Ça y est, l’ordre traditionnel des choses est inversé; les plus jeunes font désormais la morale à leurs ancêtres. Depuis la nuit des temps, il semblait inéluctable que cette morale se fasse nécessairement dans le sens traditionnel : des plus vieux vers les plus jeunes. C’est pratiquement le cas dans tous les systèmes scolaires : les uns, plus expérimentés et mieux instruits éduquent la postérité. Nos jeunes nous servent désormais notre propre médecine. Après la « classe inversée », assistons-nous à l’ « éducation inversée »?
Greta Thunberg vient mettre du sable dans l’engrenage. En matière d’environnement, elle n’accepte pas de se faire dicter le pas par des adultes qui n’ont pas su démontrer avoir fait le nécessaire pour sauver la planète. Le point de non-retour est atteint : le cycle de la confiance, longtemps mis à rude épreuve, s’est finalement brisé et la jeune femme prend les choses en main. En fait, des millions de jeunes issus des quatre coins du monde prennent désormais les choses en main.

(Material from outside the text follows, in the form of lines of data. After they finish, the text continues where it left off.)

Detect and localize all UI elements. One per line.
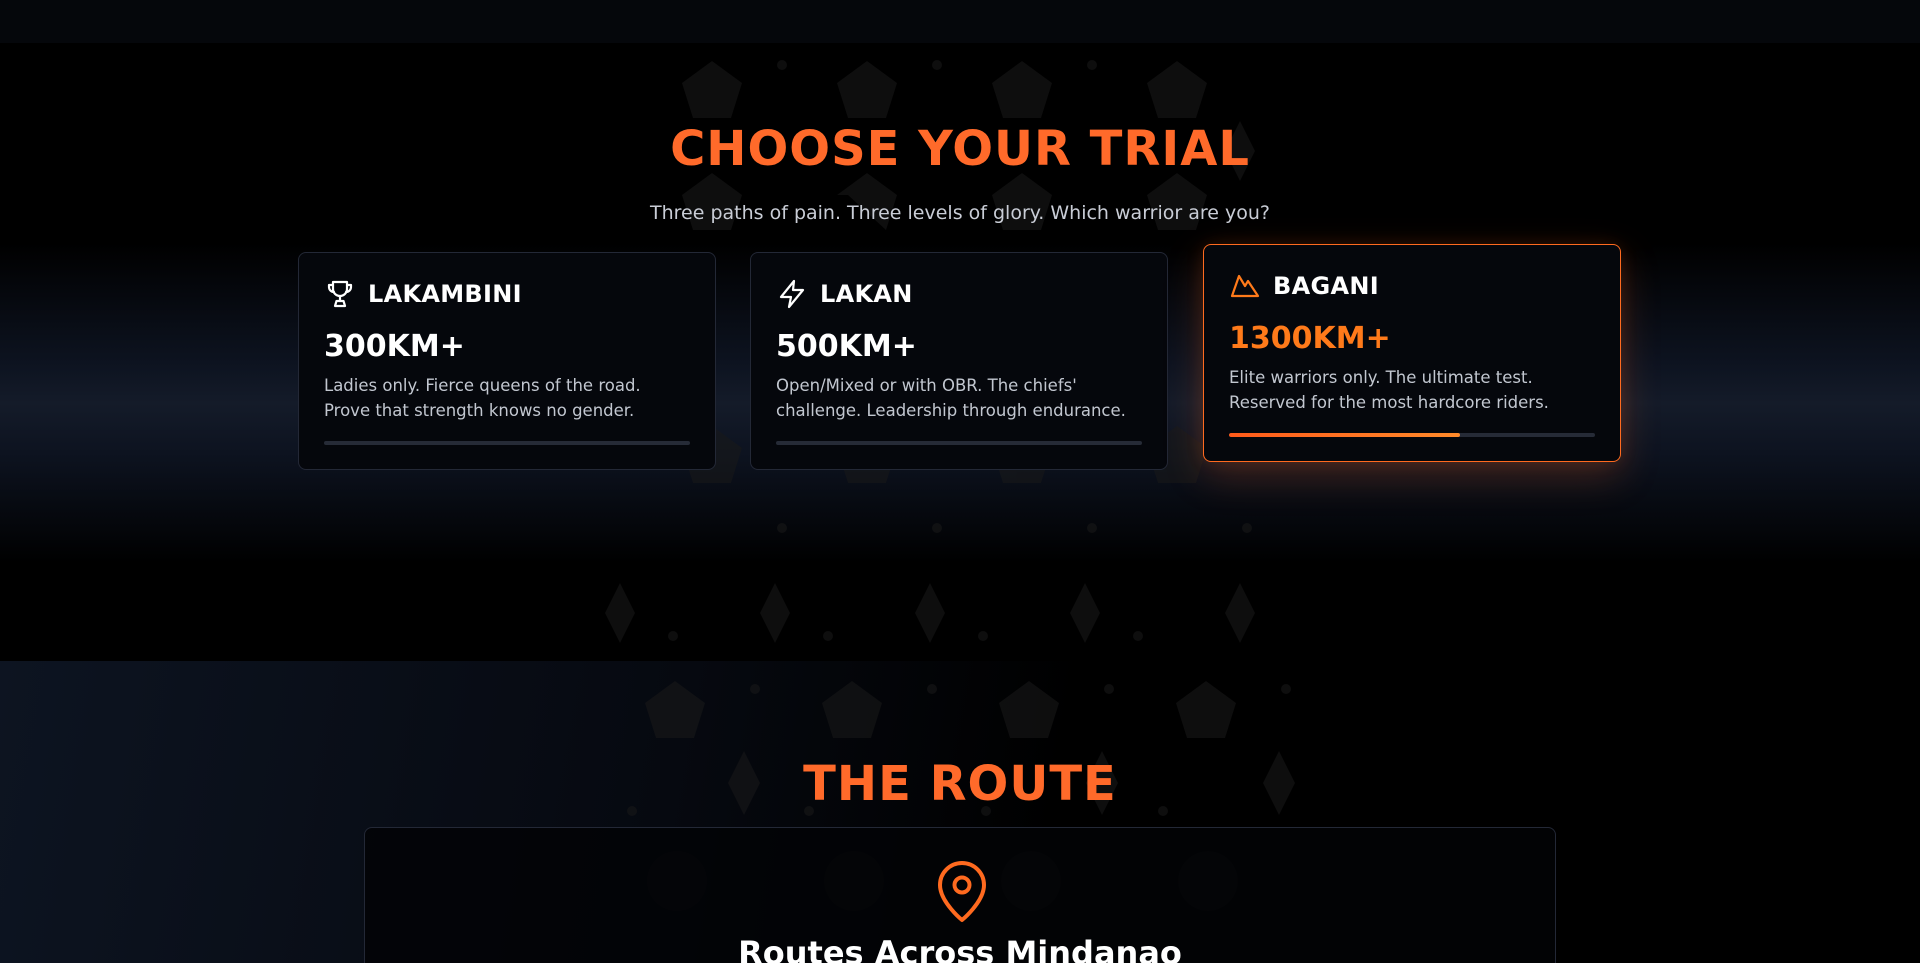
route-card: Routes Across Mindanao [364, 827, 1556, 963]
map-pin-icon [935, 861, 989, 923]
card-header: LAKAN [776, 277, 1142, 311]
card-description: Elite warriors only. The ultimate test. … [1229, 368, 1549, 412]
section-subtitle: Three paths of pain. Three levels of glo… [650, 202, 1270, 224]
mountain-icon [1229, 270, 1261, 302]
top-band [0, 0, 1920, 43]
section-title: CHOOSE YOUR TRIAL [670, 121, 1250, 177]
section-title: THE ROUTE [803, 756, 1117, 812]
card-title: BAGANI [1273, 272, 1379, 300]
card-progress-fill [1229, 433, 1460, 437]
card-progress-bar [324, 441, 690, 445]
route-heading: Routes Across Mindanao [738, 934, 1182, 963]
page: CHOOSE YOUR TRIAL Three paths of pain. T… [0, 0, 1920, 963]
lightning-icon [776, 278, 808, 310]
card-description: Ladies only. Fierce queens of the road. … [324, 376, 641, 420]
card-header: BAGANI [1229, 269, 1595, 303]
trial-card-lakambini[interactable]: LAKAMBINI 300KM+ Ladies only. Fierce que… [298, 252, 716, 470]
card-progress-bar [776, 441, 1142, 445]
card-distance: 500KM+ [776, 329, 917, 364]
card-title: LAKAMBINI [368, 280, 522, 308]
card-distance: 1300KM+ [1229, 321, 1391, 356]
card-distance: 300KM+ [324, 329, 465, 364]
card-title: LAKAN [820, 280, 913, 308]
trial-card-lakan[interactable]: LAKAN 500KM+ Open/Mixed or with OBR. The… [750, 252, 1168, 470]
card-description: Open/Mixed or with OBR. The chiefs' chal… [776, 376, 1126, 420]
card-header: LAKAMBINI [324, 277, 690, 311]
card-progress-bar [1229, 433, 1595, 437]
trophy-icon [324, 278, 356, 310]
trial-card-bagani[interactable]: BAGANI 1300KM+ Elite warriors only. The … [1203, 244, 1621, 462]
route-section: THE ROUTE Routes Across Mindanao [0, 661, 1920, 963]
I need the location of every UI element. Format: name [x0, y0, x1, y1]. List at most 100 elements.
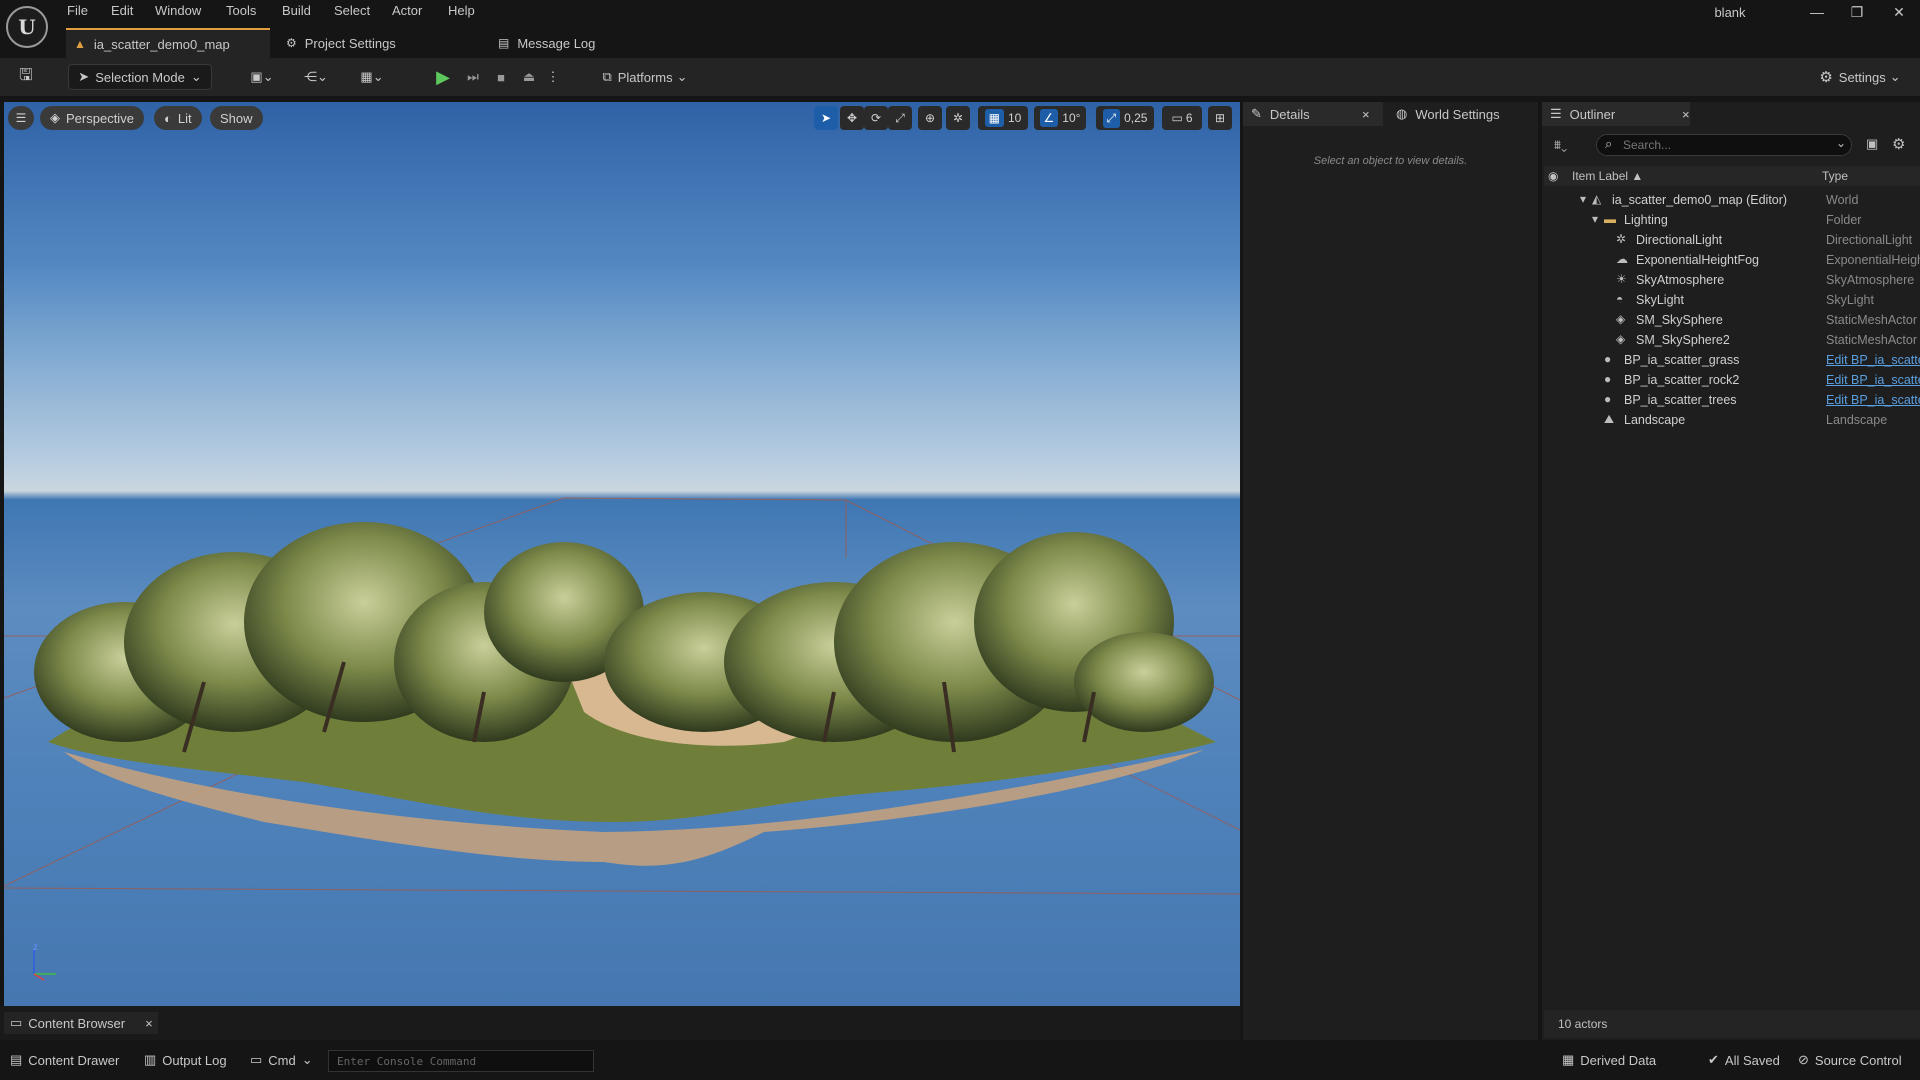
add-actor-button[interactable]: ▣⌄: [242, 64, 282, 90]
camera-speed-button[interactable]: ▭ 6: [1162, 106, 1202, 130]
outliner-search-input[interactable]: Search...: [1596, 134, 1852, 156]
grid-snap-value: 10: [1007, 111, 1022, 125]
eject-button[interactable]: ⏏: [516, 64, 542, 90]
lit-button[interactable]: ◐ Lit: [154, 106, 202, 130]
translate-tool-icon[interactable]: ✥: [840, 106, 864, 130]
main-toolbar: [0, 58, 1920, 96]
show-button[interactable]: Show: [210, 106, 263, 130]
select-tool-icon[interactable]: ➤: [814, 106, 838, 130]
tab-outliner[interactable]: ☰ Outliner: [1542, 102, 1690, 126]
filter-icon[interactable]: ⩩⌄: [1554, 137, 1567, 153]
edit-blueprint-link[interactable]: Edit BP_ia_scatter_rock2: [1826, 373, 1920, 387]
row-label: Lighting: [1624, 213, 1668, 227]
console-command-input[interactable]: Enter Console Command: [328, 1050, 594, 1072]
viewport-menu-button[interactable]: ☰: [8, 106, 34, 130]
pencil-icon: ✎: [1251, 106, 1262, 121]
blueprint-icon: ●: [1604, 372, 1612, 386]
close-details-icon[interactable]: ×: [1362, 102, 1378, 126]
advance-frame-button[interactable]: ⏭: [460, 64, 486, 90]
outliner-row[interactable]: ☁ ExponentialHeightFog ExponentialHeight…: [1544, 250, 1920, 270]
outliner-row[interactable]: ● BP_ia_scatter_trees Edit BP_ia_scatter…: [1544, 390, 1920, 410]
outliner-row[interactable]: ● BP_ia_scatter_rock2 Edit BP_ia_scatter…: [1544, 370, 1920, 390]
tab-world-settings[interactable]: ◍ World Settings: [1388, 102, 1538, 126]
row-label: SM_SkySphere2: [1636, 333, 1730, 347]
content-browser-label: Content Browser: [28, 1015, 126, 1031]
menu-select[interactable]: Select: [334, 3, 370, 21]
content-drawer-button[interactable]: ▤ Content Drawer: [10, 1052, 119, 1068]
menu-tools[interactable]: Tools: [226, 3, 256, 21]
close-outliner-icon[interactable]: ×: [1682, 102, 1698, 126]
edit-blueprint-link[interactable]: Edit BP_ia_scatter_grass: [1826, 353, 1920, 367]
outliner-row[interactable]: ▾ ▬ Lighting Folder: [1544, 210, 1920, 230]
new-folder-icon[interactable]: ▣: [1866, 136, 1878, 152]
blueprint-button[interactable]: ⋲⌄: [296, 64, 336, 90]
menu-file[interactable]: File: [67, 3, 88, 21]
output-log-button[interactable]: ▥ Output Log: [144, 1052, 227, 1068]
row-label: Landscape: [1624, 413, 1686, 427]
row-type: SkyAtmosphere: [1826, 273, 1915, 287]
surface-snap-icon[interactable]: ✲: [946, 106, 970, 130]
details-panel: [1243, 102, 1538, 1040]
close-window-button[interactable]: ✕: [1884, 4, 1914, 24]
restore-button[interactable]: ❐: [1842, 4, 1872, 24]
save-icon[interactable]: 🖫: [12, 64, 40, 90]
type-header[interactable]: Type: [1822, 169, 1848, 183]
tab-content-browser[interactable]: ▭ Content Browser ×: [4, 1012, 158, 1034]
outliner-row[interactable]: ● BP_ia_scatter_grass Edit BP_ia_scatter…: [1544, 350, 1920, 370]
row-label: SkyLight: [1636, 293, 1684, 307]
all-saved-button[interactable]: ✔ All Saved: [1708, 1052, 1780, 1068]
outliner-row[interactable]: ◓ SkyLight SkyLight: [1544, 290, 1920, 310]
rotation-snap-toggle[interactable]: ∠ 10°: [1034, 106, 1086, 130]
perspective-button[interactable]: ◈ Perspective: [40, 106, 144, 130]
chevron-down-icon[interactable]: ⌄: [1836, 136, 1846, 150]
outliner-row[interactable]: ✲ DirectionalLight DirectionalLight: [1544, 230, 1920, 250]
expand-arrow-icon[interactable]: ▾: [1592, 212, 1598, 226]
derived-data-label: Derived Data: [1580, 1052, 1657, 1068]
scale-snap-toggle[interactable]: ⤢ 0,25: [1096, 106, 1154, 130]
minimize-button[interactable]: —: [1802, 4, 1832, 24]
settings-dropdown[interactable]: ⚙ Settings ⌄: [1812, 64, 1908, 90]
settings-label: Settings: [1838, 69, 1886, 85]
chevron-down-icon: ⌄: [301, 1052, 313, 1067]
platforms-dropdown[interactable]: ⧉ Platforms ⌄: [596, 64, 694, 90]
source-control-button[interactable]: ⊘ Source Control: [1798, 1052, 1916, 1068]
edit-blueprint-link[interactable]: Edit BP_ia_scatter_trees: [1826, 393, 1920, 407]
tab-project-settings[interactable]: ⚙ Project Settings: [278, 28, 438, 58]
gear-icon[interactable]: ⚙: [1892, 135, 1905, 153]
item-label-header[interactable]: Item Label ▲: [1572, 169, 1643, 183]
more-options-icon[interactable]: ⋮: [544, 64, 562, 90]
gear-icon: ⚙: [1819, 69, 1833, 86]
world-space-icon[interactable]: ⊕: [918, 106, 942, 130]
outliner-row[interactable]: ◈ SM_SkySphere StaticMeshActor: [1544, 310, 1920, 330]
row-type: World: [1826, 193, 1859, 207]
play-button[interactable]: ▶: [430, 64, 456, 90]
derived-data-button[interactable]: ▦ Derived Data: [1562, 1052, 1656, 1068]
cinematics-button[interactable]: ▦⌄: [352, 64, 392, 90]
grid-snap-toggle[interactable]: ▦ 10: [978, 106, 1028, 130]
outliner-row[interactable]: ◈ SM_SkySphere2 StaticMeshActor: [1544, 330, 1920, 350]
visibility-icon[interactable]: ◉: [1548, 169, 1558, 183]
scale-tool-icon[interactable]: ⤢: [888, 106, 912, 130]
expand-arrow-icon[interactable]: ▾: [1580, 192, 1586, 206]
details-hint: Select an object to view details.: [1313, 155, 1468, 167]
viewport-layout-icon[interactable]: ⊞: [1208, 106, 1232, 130]
unreal-logo-icon[interactable]: U: [6, 6, 48, 48]
menu-window[interactable]: Window: [155, 3, 201, 21]
outliner-row[interactable]: ⛰ Landscape Landscape: [1544, 410, 1920, 430]
derived-data-icon: ▦: [1562, 1052, 1575, 1067]
row-label: ia_scatter_demo0_map (Editor): [1612, 193, 1788, 207]
menu-build[interactable]: Build: [282, 3, 311, 21]
tab-message-log[interactable]: ▤ Message Log: [490, 28, 630, 58]
outliner-row[interactable]: ☀ SkyAtmosphere SkyAtmosphere: [1544, 270, 1920, 290]
tab-map[interactable]: ▲ ia_scatter_demo0_map: [66, 28, 270, 58]
selection-mode-dropdown[interactable]: ➤ Selection Mode ⌄: [68, 64, 212, 90]
menu-edit[interactable]: Edit: [111, 3, 133, 21]
menu-actor[interactable]: Actor: [392, 3, 422, 21]
close-content-browser-icon[interactable]: ×: [145, 1016, 153, 1031]
stop-button[interactable]: ■: [488, 64, 514, 90]
level-viewport[interactable]: [4, 102, 1240, 1006]
rotate-tool-icon[interactable]: ⟳: [864, 106, 888, 130]
outliner-row[interactable]: ▾ ◭ ia_scatter_demo0_map (Editor) World: [1544, 190, 1920, 210]
cmd-dropdown[interactable]: ▭ Cmd ⌄: [250, 1052, 313, 1068]
menu-help[interactable]: Help: [448, 3, 475, 21]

Greta met en jeu ce qui lui est le plus cher : sa démarche d’éducation. Depuis un peu plus d’un an, la jeune activiste fait la grève scolaire les vendredis après-midi pour aller protester au parlement suédois contre ce qu’elle estime être le désengagement des décideurs pour résoudre de façon durable la crise climatique.
Trois réflexions s’imposent.
Un espace « sécurisant et fertile »?
Dans un premier temps, comment une jeune peut-elle s’absenter de l’école l’équivalent d’un après-midi par semaine et, aussi, comment peut-elle oser manquer l’école pour traverser l’Atlantique en voilier et aller militer en Amérique du Nord? La réponse est facile! Si nous considérons qu’« éduquer, c’est donner à la génération suivante un espace sécurisant et fertile (…) » (Gopnik, 2017), les jeunes pourraient être tentés de poser la question qui tue : quel est cet espace sécurisant et fertile? À quoi ça sert d’aller en classe, apprendre des choses, développer des compétences pour ensuite tout réinvestir dans un monde qui se dérègle? À quoi ça sert d’apprendre à résoudre des problématiques complexes si tout est perdu d’avance? Je vous rappelle qu’on parle ici d’un dérèglement climatique. Ce que nous tenons pour acquis depuis des lustres est en train de changer et de menacer l’humanité entière. Pourquoi aller à l’école si leur vie est menacée? À quoi bon aller à l’école s’ils sont d’abord occupés à survivre? Ils mettent en jeu ce qu’ils devraient avoir et qu’ils estiment ne plus avoir : un futur.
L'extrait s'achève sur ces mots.